The transmission infrastructure itself is our biggest and final challenge. We need to more than double of transmission capacity to put all of these proposed renewable energy projects to work, yet the process for building out this capacity and paying for it is broken. Building these lines can take over a decade and the process can be marred in red tape and pushback from NIMBYs.
According to research by Grid Strategies on renewables, the “average network upgrade charges have grown from about 10 percent of total project costs a few years ago to as much as 50 to 100 percent of those costs today, according to data from Lawrence Berkeley National Laboratory and input from multiple ISOs and RTOs.” Instead of these costs being distributed across projects, they can fall on just the one trying to connect to the grid. This is a major reason why less than 20% of solar and wind proposals make it through the interconnection queue.
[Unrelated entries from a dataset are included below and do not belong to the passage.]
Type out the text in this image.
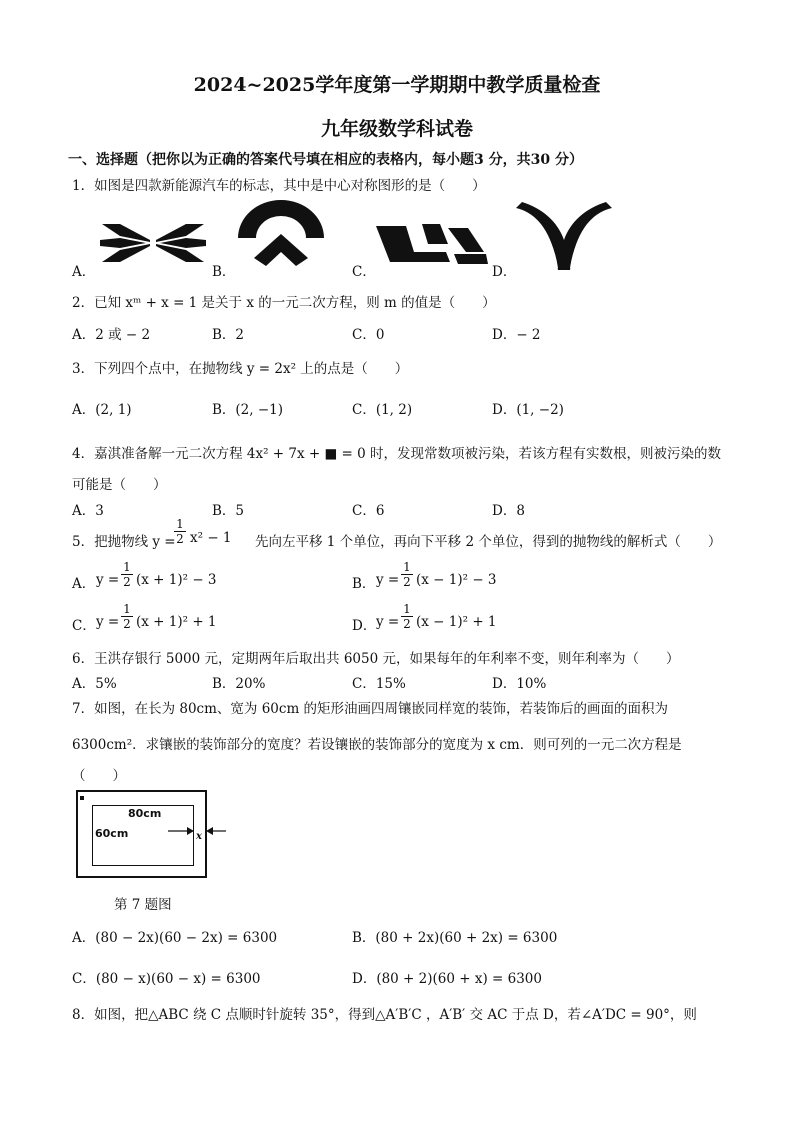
2024~2025学年度第一学期期中教学质量检查
九年级数学科试卷
一、选择题（把你以为正确的答案代号填在相应的表格内，每小题3 分，共30 分）
1．如图是四款新能源汽车的标志，其中是中心对称图形的是（　　）
A．	B．	C．	D．
2．已知 xᵐ + x = 1 是关于 x 的一元二次方程，则 m 的值是（　　）
A．2 或 − 2	B．2	C．0	D．− 2
3．下列四个点中，在抛物线 y = 2x² 上的点是（　　）
A．(2, 1)	B．(2, −1)	C．(1, 2)	D．(1, −2)
4．嘉淇准备解一元二次方程 4x² + 7x + ■ = 0 时，发现常数项被污染，若该方程有实数根，则被污染的数
可能是（　　）
A．3	B．5	C．6	D．8
5．把抛物线 y =
$\frac{1}{2} x^2 - 1$ 先向左平移 1 个单位，再向下平移 2 个单位，得到的抛物线的解析式（　　）
A． $y = \frac{1}{2} (x + 1)^2 - 3$	B． $y = \frac{1}{2} (x - 1)^2 - 3$
C． $y = \frac{1}{2} (x + 1)^2 + 1$	D． $y = \frac{1}{2} (x - 1)^2 + 1$
6．王洪存银行 5000 元，定期两年后取出共 6050 元，如果每年的年利率不变，则年利率为（　　）
A．5%	B．20%	C．15%	D．10%
7．如图，在长为 80cm、宽为 60cm 的矩形油画四周镶嵌同样宽的装饰，若装饰后的画面的面积为
6300cm²．求镶嵌的装饰部分的宽度？若设镶嵌的装饰部分的宽度为 x cm．则可列的一元二次方程是
（　　）
80cm
60cm	x
第 7 题图
A．(80 − 2x)(60 − 2x) = 6300	B．(80 + 2x)(60 + 2x) = 6300
C．(80 − x)(60 − x) = 6300	D．(80 + 2)(60 + x) = 6300
8．如图，把△ABC 绕 C 点顺时针旋转 35°，得到△A′B′C ，A′B′ 交 AC 于点 D，若∠A′DC = 90°，则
This is insane. (If you’re interested in diving deep into transmission issues, check out these articles from the New York Times and Canary Media.)
Removing these bottlenecks will require the full resources and attention of the federal government. Thankfully, FERC and Department of Energy are actively addressing these transmission and interconnection issues. Sadly, the experts working on these types of highly technical topics will likely be fired and replaced with stooges if Trump wins and signs his planned executive order to eliminate civil-service protections for 50,000 people (see this chilling article from The Atlantic for details).
Finish the Job
When President Biden talks about using his second term to finish the job, he’s talking about competent administration, policy implementation, and the removal of bottlenecks. In a second Trump Administration, the federal government will go from finding and eliminating Herbies to being the biggest bottleneck against climate action in the world. That’s an outcome we simply can’t afford.
I’ve only covered a sliver of what the IRA covers and how its transforming our country for the better. Energy touches every part of our lives; updating our energy infrastructure to accommodate new, renewable energy sources will not be self-executing—it will require coordinate effort from businesses, scientists, and the government. This is a reason why we need Biden to win reelection and finish the job.
To bring this back to the personal level, I’d encourage all of us to take action by finding the Herbies that our lives less sustainable and working to eliminate them.